Data Sufficiency

For a certain set of n numbers, where n > 2, is the average
(arithmetic mean) equal to the median?
(1) The n numbers are positive, consecutive even
integers.
(2) The average of the n numbers is equal to the
average of the largest and smallest numbers
in the set.

[spoiler]OA:A[/spoiler]
[spoiler]
why is statement 2 insufficient?
i tried different combinations of numbers and got mean=median:
e.g. 3,5,5,7 median=5, mean=5 mean=median . even though the set is not evenly spaced
3,4,6,7 median=5, mean=5 mean=median . also,set is not evenly spaced
i don't find a case to disprove statement 2[/spoiler]

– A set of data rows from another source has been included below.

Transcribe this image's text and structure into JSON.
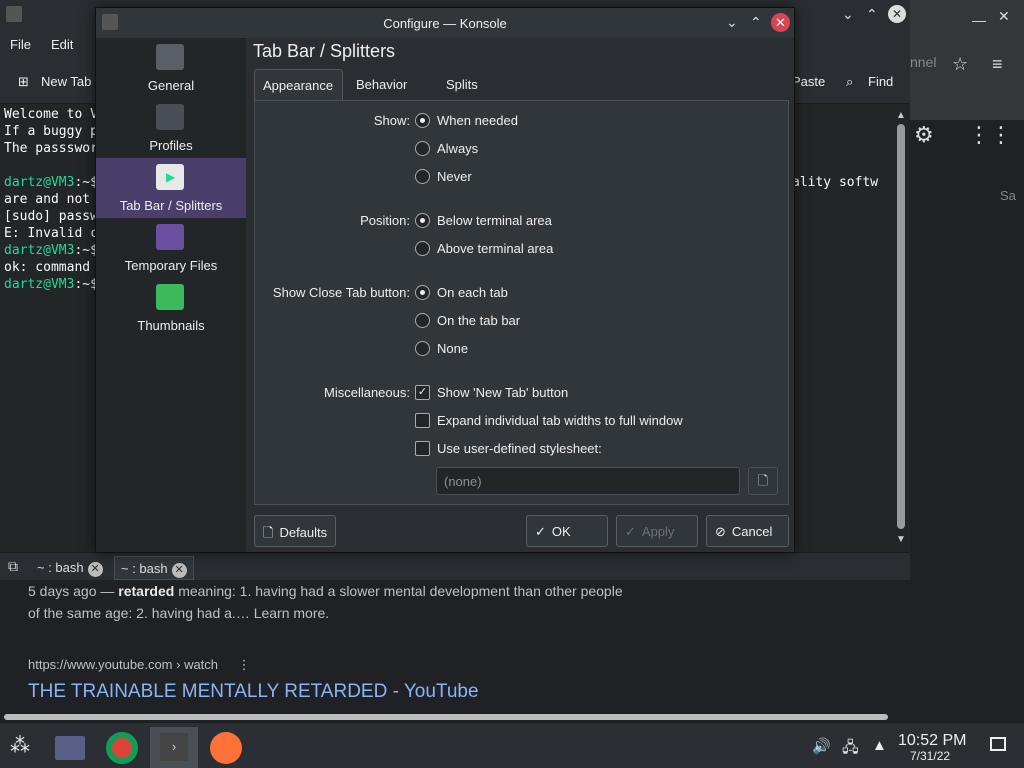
{
  "browser": {
    "snippet_line1_prefix": "5 days ago — ",
    "snippet_bold": "retarded",
    "snippet_line1_rest": " meaning: 1. having had a slower mental development than other people",
    "snippet_line2": "of the same age: 2. having had a.… Learn more.",
    "result_url": "https://www.youtube.com › watch",
    "result_title": "THE TRAINABLE MENTALLY RETARDED - YouTube",
    "partial_tab_text": "nnel",
    "partial_side_text": "Sa"
  },
  "konsole": {
    "menu": [
      "File",
      "Edit"
    ],
    "toolbar_new_tab": "New Tab",
    "toolbar_paste": "Paste",
    "toolbar_find": "Find",
    "terminal_lines": [
      {
        "prompt": "",
        "text": "Welcome to V"
      },
      {
        "prompt": "",
        "text": "If a buggy p"
      },
      {
        "prompt": "",
        "text": "The passswor"
      },
      {
        "prompt": "",
        "text": ""
      },
      {
        "prompt": "dartz@VM3",
        "text": ":~$"
      },
      {
        "prompt": "",
        "text": "are and not"
      },
      {
        "prompt": "",
        "text": "[sudo] passw"
      },
      {
        "prompt": "",
        "text": "E: Invalid c"
      },
      {
        "prompt": "dartz@VM3",
        "text": ":~$"
      },
      {
        "prompt": "",
        "text": "ok: command"
      },
      {
        "prompt": "dartz@VM3",
        "text": ":~$"
      }
    ],
    "terminal_right_fragment": "ality softw",
    "tabs": [
      {
        "label": "~ : bash"
      },
      {
        "label": "~ : bash"
      }
    ]
  },
  "dialog": {
    "title": "Configure — Konsole",
    "sidebar": [
      {
        "label": "General",
        "icon": "terminal-icon",
        "active": false
      },
      {
        "label": "Profiles",
        "icon": "profiles-icon",
        "active": false
      },
      {
        "label": "Tab Bar / Splitters",
        "icon": "tabbar-icon",
        "active": true
      },
      {
        "label": "Temporary Files",
        "icon": "folder-clock-icon",
        "active": false
      },
      {
        "label": "Thumbnails",
        "icon": "image-icon",
        "active": false
      }
    ],
    "page_title": "Tab Bar / Splitters",
    "tabs": [
      "Appearance",
      "Behavior",
      "Splits"
    ],
    "active_tab": "Appearance",
    "show_label": "Show:",
    "show_options": [
      "When needed",
      "Always",
      "Never"
    ],
    "show_selected": 0,
    "position_label": "Position:",
    "position_options": [
      "Below terminal area",
      "Above terminal area"
    ],
    "position_selected": 0,
    "close_label": "Show Close Tab button:",
    "close_options": [
      "On each tab",
      "On the tab bar",
      "None"
    ],
    "close_selected": 0,
    "misc_label": "Miscellaneous:",
    "misc_options": [
      {
        "label": "Show 'New Tab' button",
        "checked": true
      },
      {
        "label": "Expand individual tab widths to full window",
        "checked": false
      },
      {
        "label": "Use user-defined stylesheet:",
        "checked": false
      }
    ],
    "stylesheet_placeholder": "(none)",
    "btn_defaults": "Defaults",
    "btn_ok": "OK",
    "btn_apply": "Apply",
    "btn_cancel": "Cancel"
  },
  "taskbar": {
    "time": "10:52 PM",
    "date": "7/31/22"
  },
  "colors": {
    "accent": "#4a3f6b",
    "prompt": "#1cdc9a",
    "link": "#8ab4f8",
    "close": "#da4453"
  }
}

An alternate way to evaluate statement 2:

(2) The average of the n numbers is equal to the
average of the largest and smallest numbers
in the set.

Let n=5, implying a set of 5 numbers.
Let the 5 numbers, in ascending order, be a, b, c, d and e.

Since the average of the 5 numbers is equal to the average of a and e, we get:
(a+b+c+d+e)/5 = (a+e)/2
2(a+b+c+d+e) = 5(a+e)
2(b+c+d) + 2(a+e) = 5(a+e)
2(b+c+d) = 3(a+e)
(a+e)/(b+c+d) = 2/3.

Let a+e = 8 and b+c+d = 12, so that (a+e)/(b+c+d) = 8/12 = 2/3.
Average of the 5 numbers = (a+b+c+d+e)/5 = (8+12)/5 = 4.
Let a=0 and e=8, so that a+e = 8.

Case 1: The numbers are evenly spaced
Let b=2, c=4, and d=6, so that b+c+d = 12.
Resulting set:
0, 2, 4, 6, 8.
In this case, the average of the 5 numbers (4) is equal to the median (also 4).

Case 2: The numbers are NOT evenly spaced
Let b=3, c=3, and d=6, so that b+c+d = 3+3+6 = 12.
Resulting set:
0, 3, 3, 6, 8.
In this case, the average of the 5 numbers (4) is NOT equal to the median (3).

Thus, statement 2 is INSUFFICIENT.